Principi di diritto (Massima)
La dichiarazione di sopravvenuta carenza di interesse alla coltivazione del gravame, intervenuta prima della decisione e confermata in udienza, determina l’improcedibilità del ricorso in appello. Il giudice amministrativo non esamina nel merito i motivi proposti, ma si limita a prendere atto della caducazione dell’interesse e a confermare la sentenza impugnata. La definizione in rito preclude ogni statuizione sulle spese quando le parti appellate non si siano costituite. Ai soli fini della liquidazione del contributo unificato, deve considerarsi soccombente la parte appellante che abbia dichiarato di non avere più interesse.

Il Fatto

La società appellante aveva impugnato davanti al TAR Campania, sezione staccata di Salerno, l’ordinanza con cui il responsabile dell’area tecnica comunale aveva ingiunto la demolizione di opere abusive e lo smaltimento di rifiuti su un complesso turistico-alberghiero, contestando in particolare la modifica di destinazione d’uso di un manufatto ricavato nella grotta sulla spiaggia. Il T.a.r. aveva respinto il ricorso e compensato le spese.

Proposto appello con quattro motivi — mancato esame della domanda di condono edilizio, difetto di corrispondenza tra chiesto e pronunciato, liceità della destinazione pertinenziale a bar, difetto di motivazione del provvedimento demolitorio — la società, dopo aver depositato memoria, ha dichiarato con nota del 6 luglio 2026 di non avere più interesse al gravame.

La Motivazione della Corte

Il Consiglio di Stato affronta preliminarmente la questione processuale sollevata dalla stessa appellante, che con nota del 6 luglio 2026, confermata verbalmente in udienza, ha chiesto la declaratoria di improcedibilità per sopravvenuta carenza di interesse.

Il Collegio richiama i principi elaborati dalla giurisprudenza amministrativa (Sez. V n. 3563 del 2014; Sez. V n. 1258 del 2012) e le norme di riferimento — art. 34, comma 5, art. 35, comma 1, lett. c) e art. 84, comma 4, c.p.a. — per affermare che la dichiarazione dell’appellante costituisce evenienza idonea a far venire meno l’interesse alla coltivazione del ricorso in appello.

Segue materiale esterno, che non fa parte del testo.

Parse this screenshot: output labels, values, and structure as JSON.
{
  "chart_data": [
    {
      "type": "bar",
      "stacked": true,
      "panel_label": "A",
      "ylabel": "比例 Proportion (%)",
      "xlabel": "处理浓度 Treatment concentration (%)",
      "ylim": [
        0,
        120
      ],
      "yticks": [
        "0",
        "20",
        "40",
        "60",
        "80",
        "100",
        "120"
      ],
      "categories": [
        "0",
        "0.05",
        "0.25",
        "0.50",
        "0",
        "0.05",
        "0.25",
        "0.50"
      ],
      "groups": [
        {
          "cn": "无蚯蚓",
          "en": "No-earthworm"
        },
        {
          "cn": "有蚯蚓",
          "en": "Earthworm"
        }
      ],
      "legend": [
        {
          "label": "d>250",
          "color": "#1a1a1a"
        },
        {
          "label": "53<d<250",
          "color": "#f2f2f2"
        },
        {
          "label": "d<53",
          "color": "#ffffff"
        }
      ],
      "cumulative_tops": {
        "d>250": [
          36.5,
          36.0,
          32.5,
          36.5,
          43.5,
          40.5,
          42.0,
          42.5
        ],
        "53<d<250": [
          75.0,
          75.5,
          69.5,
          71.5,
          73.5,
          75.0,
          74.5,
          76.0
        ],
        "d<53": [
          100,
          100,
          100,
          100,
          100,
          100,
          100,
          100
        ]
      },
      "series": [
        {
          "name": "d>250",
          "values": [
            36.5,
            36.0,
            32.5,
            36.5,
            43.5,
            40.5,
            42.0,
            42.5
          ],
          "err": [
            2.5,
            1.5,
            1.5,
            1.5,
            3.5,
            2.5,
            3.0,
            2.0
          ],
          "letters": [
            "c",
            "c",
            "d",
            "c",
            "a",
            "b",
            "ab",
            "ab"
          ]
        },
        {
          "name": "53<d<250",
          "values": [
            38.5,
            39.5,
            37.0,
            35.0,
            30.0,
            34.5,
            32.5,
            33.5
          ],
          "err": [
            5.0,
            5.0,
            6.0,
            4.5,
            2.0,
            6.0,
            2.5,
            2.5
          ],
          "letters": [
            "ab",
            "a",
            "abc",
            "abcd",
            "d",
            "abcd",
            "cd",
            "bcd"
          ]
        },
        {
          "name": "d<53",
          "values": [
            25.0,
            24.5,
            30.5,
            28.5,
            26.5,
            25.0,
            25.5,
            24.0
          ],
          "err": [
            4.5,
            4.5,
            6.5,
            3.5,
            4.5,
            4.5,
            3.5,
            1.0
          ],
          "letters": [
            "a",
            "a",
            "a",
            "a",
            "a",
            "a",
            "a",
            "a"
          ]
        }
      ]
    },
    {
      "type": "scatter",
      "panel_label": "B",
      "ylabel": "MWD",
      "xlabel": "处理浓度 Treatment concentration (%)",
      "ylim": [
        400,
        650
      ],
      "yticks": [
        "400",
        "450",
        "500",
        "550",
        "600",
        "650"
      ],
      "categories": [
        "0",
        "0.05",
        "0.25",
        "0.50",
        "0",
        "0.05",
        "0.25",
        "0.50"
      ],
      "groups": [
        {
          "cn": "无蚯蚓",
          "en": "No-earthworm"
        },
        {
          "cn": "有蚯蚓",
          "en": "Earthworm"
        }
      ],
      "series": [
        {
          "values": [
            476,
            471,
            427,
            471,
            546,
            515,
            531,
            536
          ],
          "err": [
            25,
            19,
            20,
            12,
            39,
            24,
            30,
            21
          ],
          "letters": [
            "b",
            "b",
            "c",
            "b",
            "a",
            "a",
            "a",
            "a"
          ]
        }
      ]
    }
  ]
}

Da tale premessa discende la declaratoria di improcedibilità del gravame e la conseguente conferma della sentenza impugnata, senza alcun esame nel merito dei quattro motivi. Il giudice d’appello non entra pertanto nella questione sostanziale della destinazione d’uso del manufatto né nella disciplina edilizia e paesaggistica invocata dall’appellante.

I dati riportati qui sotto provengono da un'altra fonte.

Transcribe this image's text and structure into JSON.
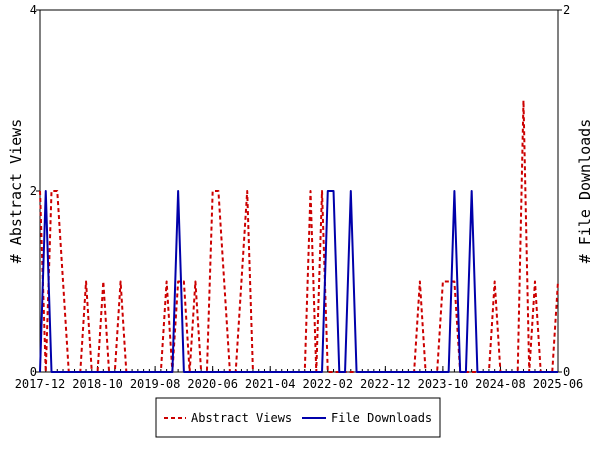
{
  "chart_data": {
    "type": "line",
    "xlabel": "",
    "ylabel": "# Abstract Views",
    "y2label": "# File Downloads",
    "x_tick_labels": [
      "2017-12",
      "2018-10",
      "2019-08",
      "2020-06",
      "2021-04",
      "2022-02",
      "2022-12",
      "2023-10",
      "2024-08",
      "2025-06"
    ],
    "x_range": [
      "2017-12",
      "2025-06"
    ],
    "ylim": [
      0,
      4
    ],
    "y_ticks": [
      0,
      2,
      4
    ],
    "y2lim": [
      0,
      2
    ],
    "y2_ticks": [
      0,
      2
    ],
    "grid": false,
    "legend_position": "bottom-center",
    "series": [
      {
        "name": "Abstract Views",
        "axis": "left",
        "color": "#cc0000",
        "style": "dashed",
        "points": [
          [
            "2017-12",
            2
          ],
          [
            "2018-01",
            0
          ],
          [
            "2018-02",
            2
          ],
          [
            "2018-03",
            2
          ],
          [
            "2018-04",
            1
          ],
          [
            "2018-05",
            0
          ],
          [
            "2018-06",
            0
          ],
          [
            "2018-07",
            0
          ],
          [
            "2018-08",
            1
          ],
          [
            "2018-09",
            0
          ],
          [
            "2018-10",
            0
          ],
          [
            "2018-11",
            1
          ],
          [
            "2018-12",
            0
          ],
          [
            "2019-01",
            0
          ],
          [
            "2019-02",
            1
          ],
          [
            "2019-03",
            0
          ],
          [
            "2019-04",
            0
          ],
          [
            "2019-05",
            0
          ],
          [
            "2019-06",
            0
          ],
          [
            "2019-07",
            0
          ],
          [
            "2019-08",
            0
          ],
          [
            "2019-09",
            0
          ],
          [
            "2019-10",
            1
          ],
          [
            "2019-11",
            0
          ],
          [
            "2019-12",
            1
          ],
          [
            "2020-01",
            1
          ],
          [
            "2020-02",
            0
          ],
          [
            "2020-03",
            1
          ],
          [
            "2020-04",
            0
          ],
          [
            "2020-05",
            0
          ],
          [
            "2020-06",
            2
          ],
          [
            "2020-07",
            2
          ],
          [
            "2020-08",
            1
          ],
          [
            "2020-09",
            0
          ],
          [
            "2020-10",
            0
          ],
          [
            "2020-11",
            1
          ],
          [
            "2020-12",
            2
          ],
          [
            "2021-01",
            0
          ],
          [
            "2021-02",
            0
          ],
          [
            "2021-03",
            0
          ],
          [
            "2021-04",
            0
          ],
          [
            "2021-05",
            0
          ],
          [
            "2021-06",
            0
          ],
          [
            "2021-07",
            0
          ],
          [
            "2021-08",
            0
          ],
          [
            "2021-09",
            0
          ],
          [
            "2021-10",
            0
          ],
          [
            "2021-11",
            2
          ],
          [
            "2021-12",
            0
          ],
          [
            "2022-01",
            2
          ],
          [
            "2022-02",
            0
          ],
          [
            "2022-03",
            0
          ],
          [
            "2022-04",
            0
          ],
          [
            "2022-05",
            0
          ],
          [
            "2022-06",
            0
          ],
          [
            "2022-07",
            0
          ],
          [
            "2022-08",
            0
          ],
          [
            "2022-09",
            0
          ],
          [
            "2022-10",
            0
          ],
          [
            "2022-11",
            0
          ],
          [
            "2022-12",
            0
          ],
          [
            "2023-01",
            0
          ],
          [
            "2023-02",
            0
          ],
          [
            "2023-03",
            0
          ],
          [
            "2023-04",
            0
          ],
          [
            "2023-05",
            0
          ],
          [
            "2023-06",
            1
          ],
          [
            "2023-07",
            0
          ],
          [
            "2023-08",
            0
          ],
          [
            "2023-09",
            0
          ],
          [
            "2023-10",
            1
          ],
          [
            "2023-11",
            1
          ],
          [
            "2023-12",
            1
          ],
          [
            "2024-01",
            0
          ],
          [
            "2024-02",
            0
          ],
          [
            "2024-03",
            0
          ],
          [
            "2024-04",
            0
          ],
          [
            "2024-05",
            0
          ],
          [
            "2024-06",
            0
          ],
          [
            "2024-07",
            1
          ],
          [
            "2024-08",
            0
          ],
          [
            "2024-09",
            0
          ],
          [
            "2024-10",
            0
          ],
          [
            "2024-11",
            0
          ],
          [
            "2024-12",
            3
          ],
          [
            "2025-01",
            0
          ],
          [
            "2025-02",
            1
          ],
          [
            "2025-03",
            0
          ],
          [
            "2025-04",
            0
          ],
          [
            "2025-05",
            0
          ],
          [
            "2025-06",
            1
          ]
        ]
      },
      {
        "name": "File Downloads",
        "axis": "right",
        "color": "#0000aa",
        "style": "solid",
        "points": [
          [
            "2017-12",
            0
          ],
          [
            "2018-01",
            1
          ],
          [
            "2018-02",
            0
          ],
          [
            "2018-03",
            0
          ],
          [
            "2018-04",
            0
          ],
          [
            "2018-05",
            0
          ],
          [
            "2018-06",
            0
          ],
          [
            "2018-07",
            0
          ],
          [
            "2018-08",
            0
          ],
          [
            "2018-09",
            0
          ],
          [
            "2018-10",
            0
          ],
          [
            "2018-11",
            0
          ],
          [
            "2018-12",
            0
          ],
          [
            "2019-01",
            0
          ],
          [
            "2019-02",
            0
          ],
          [
            "2019-03",
            0
          ],
          [
            "2019-04",
            0
          ],
          [
            "2019-05",
            0
          ],
          [
            "2019-06",
            0
          ],
          [
            "2019-07",
            0
          ],
          [
            "2019-08",
            0
          ],
          [
            "2019-09",
            0
          ],
          [
            "2019-10",
            0
          ],
          [
            "2019-11",
            0
          ],
          [
            "2019-12",
            1
          ],
          [
            "2020-01",
            0
          ],
          [
            "2020-02",
            0
          ],
          [
            "2020-03",
            0
          ],
          [
            "2020-04",
            0
          ],
          [
            "2020-05",
            0
          ],
          [
            "2020-06",
            0
          ],
          [
            "2020-07",
            0
          ],
          [
            "2020-08",
            0
          ],
          [
            "2020-09",
            0
          ],
          [
            "2020-10",
            0
          ],
          [
            "2020-11",
            0
          ],
          [
            "2020-12",
            0
          ],
          [
            "2021-01",
            0
          ],
          [
            "2021-02",
            0
          ],
          [
            "2021-03",
            0
          ],
          [
            "2021-04",
            0
          ],
          [
            "2021-05",
            0
          ],
          [
            "2021-06",
            0
          ],
          [
            "2021-07",
            0
          ],
          [
            "2021-08",
            0
          ],
          [
            "2021-09",
            0
          ],
          [
            "2021-10",
            0
          ],
          [
            "2021-11",
            0
          ],
          [
            "2021-12",
            0
          ],
          [
            "2022-01",
            0
          ],
          [
            "2022-02",
            1
          ],
          [
            "2022-03",
            1
          ],
          [
            "2022-04",
            0
          ],
          [
            "2022-05",
            0
          ],
          [
            "2022-06",
            1
          ],
          [
            "2022-07",
            0
          ],
          [
            "2022-08",
            0
          ],
          [
            "2022-09",
            0
          ],
          [
            "2022-10",
            0
          ],
          [
            "2022-11",
            0
          ],
          [
            "2022-12",
            0
          ],
          [
            "2023-01",
            0
          ],
          [
            "2023-02",
            0
          ],
          [
            "2023-03",
            0
          ],
          [
            "2023-04",
            0
          ],
          [
            "2023-05",
            0
          ],
          [
            "2023-06",
            0
          ],
          [
            "2023-07",
            0
          ],
          [
            "2023-08",
            0
          ],
          [
            "2023-09",
            0
          ],
          [
            "2023-10",
            0
          ],
          [
            "2023-11",
            0
          ],
          [
            "2023-12",
            1
          ],
          [
            "2024-01",
            0
          ],
          [
            "2024-02",
            0
          ],
          [
            "2024-03",
            1
          ],
          [
            "2024-04",
            0
          ],
          [
            "2024-05",
            0
          ],
          [
            "2024-06",
            0
          ],
          [
            "2024-07",
            0
          ],
          [
            "2024-08",
            0
          ],
          [
            "2024-09",
            0
          ],
          [
            "2024-10",
            0
          ],
          [
            "2024-11",
            0
          ],
          [
            "2024-12",
            0
          ],
          [
            "2025-01",
            0
          ],
          [
            "2025-02",
            0
          ],
          [
            "2025-03",
            0
          ],
          [
            "2025-04",
            0
          ],
          [
            "2025-05",
            0
          ],
          [
            "2025-06",
            0
          ]
        ]
      }
    ]
  }
}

Quanto alle spese, il Collegio non assume alcuna statuizione per il grado, stante la mancata costituzione delle parti appellate. Ai fini della liquidazione del contributo unificato, viene invece considerata soccombente la parte appellante, con l’ordinaria conseguenza in ordine al versamento del tributo.

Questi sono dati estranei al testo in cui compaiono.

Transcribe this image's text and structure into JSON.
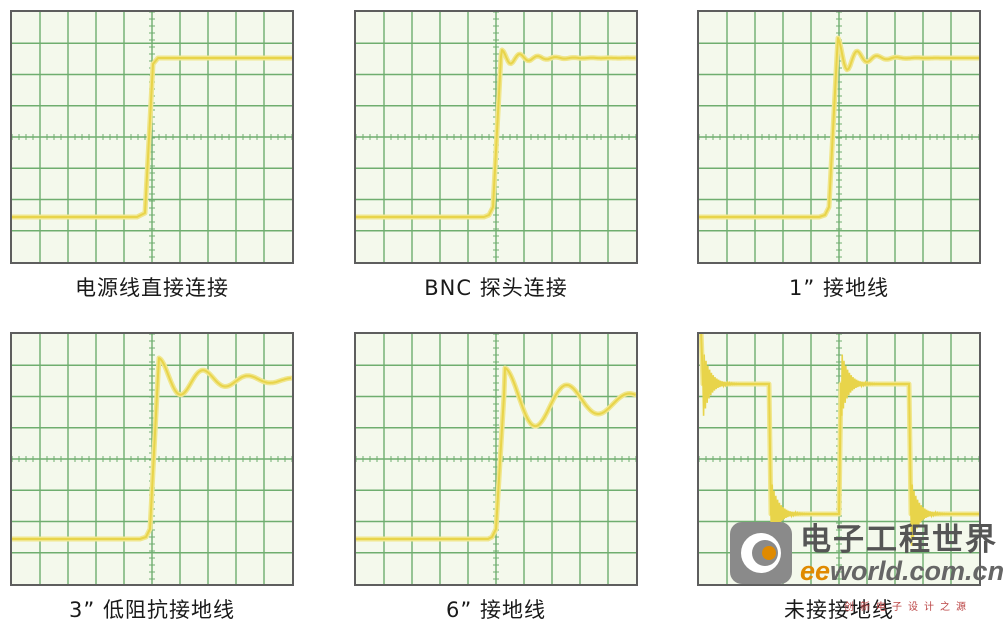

La sentenza è stata resa nella camera di consiglio dell’8 luglio 2026, tenuta da remoto ai sensi dell’art. 17, comma 6, d.l. 9 giugno 2021, n. 80, convertito con modificazioni dalla legge 6 agosto 2021, n. 113.

Nota della Redazione

Ogni decisione citata è verificata sul provvedimento originale. Quando il documento può essere legittimamente ripubblicato senza esporre dati personali, mettiamo a disposizione anche il testo integrale.